2. Qu'est-ce qu'éduquer ?
- De la  domus au forum
- L’individu et le collectif
- Déterminismes, libre arbitre et responsabilité
- Contre la complicité des fatalismes
- Les nourritures symboliques


3. Qu'est-ce que la pédagogie ?
- La pédagogie, ce n’est pas qu’à l’école
- Articuler pratique et théorie
- La pédagogie (s’)invente
- La juste mesure au bon moment.
- Pédagogie et médiations
- L’IA, anti-pédagogue
- Ni forçage ni résignation


4. Qui éduque ?
- Une histoire de famille
- Des adultes pour parler à l’enfant
- Éduquer n’est pas (seulement ?) aimer
- Fatigue parentale


5. Vers quelle coéducation ?
- La ville éducatrice
- Vicissitudes du partenariat éducatif


Conclusion : Préoccupés et mobilisés
- No futur : vraiment ?
- L'éducation, une priorité: vraiment ?
- Ouvrons les yeux, et rêvons un peu…


Recension du livre par Pascal Bouchard (TOUTEDUC)

"Nous sommes passés d'une société holistique, où le contrôle social exercé par la population sur les enfants était très fort - souvent trop fort -, à une société qui confie ce contrôle à des 'spécialistes' (...) ! Ce qui est terrible dans cette évolution, c'est qu'elle signe un abandon du projet d'éduquer au profit de celui de contrôler." Philippe Meirieu dresse ce constat désabusé dans le cadre d'un dialogue avec Xavier Bouchereau, un éducateur. 

C'est l'occasion, pour le pédagogue, de revisiter tous les concepts qu'il a exposés depuis des années à l'aune de la prévention de la délinquance et pour le chef d'un service de prévention de se confronter aux difficultés qui font le quotidien des enseignants, aux tensions qui sont au coeur de leur métier, sachant que, et c'est l'implicite du livre qu'ils co-signent, les éducateurs prennent en charge des jeunes qui, le plus souvent, sortent du système scolaire en échec, ce dont ils ont la tentation d'imputer la responsabilité à l'école, tandis que les enseignants peuvent déplorer les faiblesses du travail éducatif en périphérie de l'école. Les deux auteurs se gardent bien de reprendre les termes d'un procès mutuel.

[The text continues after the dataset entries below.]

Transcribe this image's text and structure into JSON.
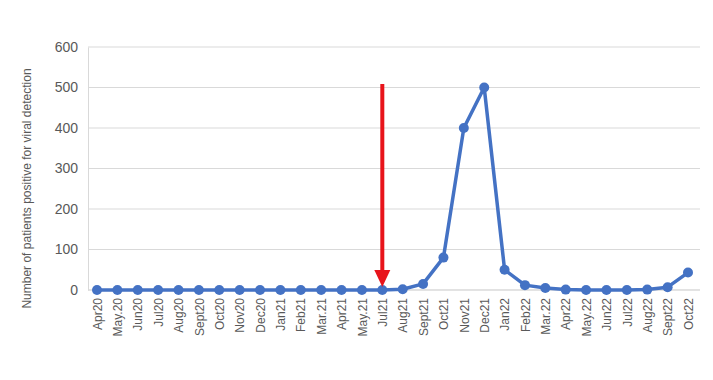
{
  "chart_data": {
    "type": "line",
    "y_label": "Number of patients positive for viral detection",
    "categories": [
      "Apr20",
      "May.20",
      "Jun20",
      "Jul20",
      "Aug20",
      "Sept20",
      "Oct20",
      "Nov20",
      "Dec20",
      "Jan21",
      "Feb21",
      "Mar.21",
      "Apr21",
      "May.21",
      "Jul21",
      "Aug21",
      "Sept21",
      "Oct21",
      "Nov21",
      "Dec21",
      "Jan22",
      "Feb22",
      "Mar.22",
      "Apr22",
      "May.22",
      "Jun22",
      "Jul22",
      "Aug22",
      "Sept22",
      "Oct22"
    ],
    "values": [
      0,
      0,
      0,
      0,
      0,
      0,
      0,
      0,
      0,
      0,
      0,
      0,
      0,
      0,
      0,
      2,
      15,
      80,
      400,
      500,
      50,
      12,
      5,
      1,
      0,
      0,
      0,
      1,
      7,
      43
    ],
    "color": "#4472c4",
    "marker": "circle",
    "ylim": [
      0,
      600
    ],
    "yticks": [
      0,
      100,
      200,
      300,
      400,
      500,
      600
    ],
    "grid": true
  }
}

Et ils s'interrogent. Quand il a proposé ce dialogue à P. Meirieu, celui-ci lui a proposé de "partir d'une question simple, qu'est-ce qu'un enfant ?", laquelle s'avère n'être pas simple, et renvoie aussitôt à une autre, qu'est-ce qu'un adulte ?, et à un constat, beaucoup d'adolescents "sont enfermés dans le présent, ils ne s'imaginent aucun avenir, ils n'ont confiance en rien ni en personne". Nouvelles questions, "comment les faire entrer dans  la temporalité pour qu'ils puissent se dégager de la frénésie du présent ?", "qu'est ce que l'éducation ?", doit-elle inviter "à développer la débrouillardise individualiste" ou favoriser "l'engagement dans la construction du commun" ? 

Et des réponses se font jour. "Nous devons construire (d)es lieux, (d)es espaces intersticiels où les fatalités s'estompent, où la volonté de changement croit encore en elle." Sans compter pourtant sur des miracles. "Nous (éducateurs ou enseignants, ndlr) attendons que l'enfant ou l'adolescent fasse preuve de motivation (...). C'est (...) être victime d'une idéologie de la motivation bien discutable : comment peut-on être motivé par ce que l'on ignore ?" D'où la nécessité du "travail éducatif" qui "consiste à faire découvrir à toutes et tous le plaisir extraordinaire qu'ils peuvent trouver dans des activités exigeantes". Il y a donc "aussi des raisons d'espérer (...). L'effondrement de l'ancien monde auquel nous assistons aujourd'hui ne nous condamne pas à la violence ou à la tyrannie.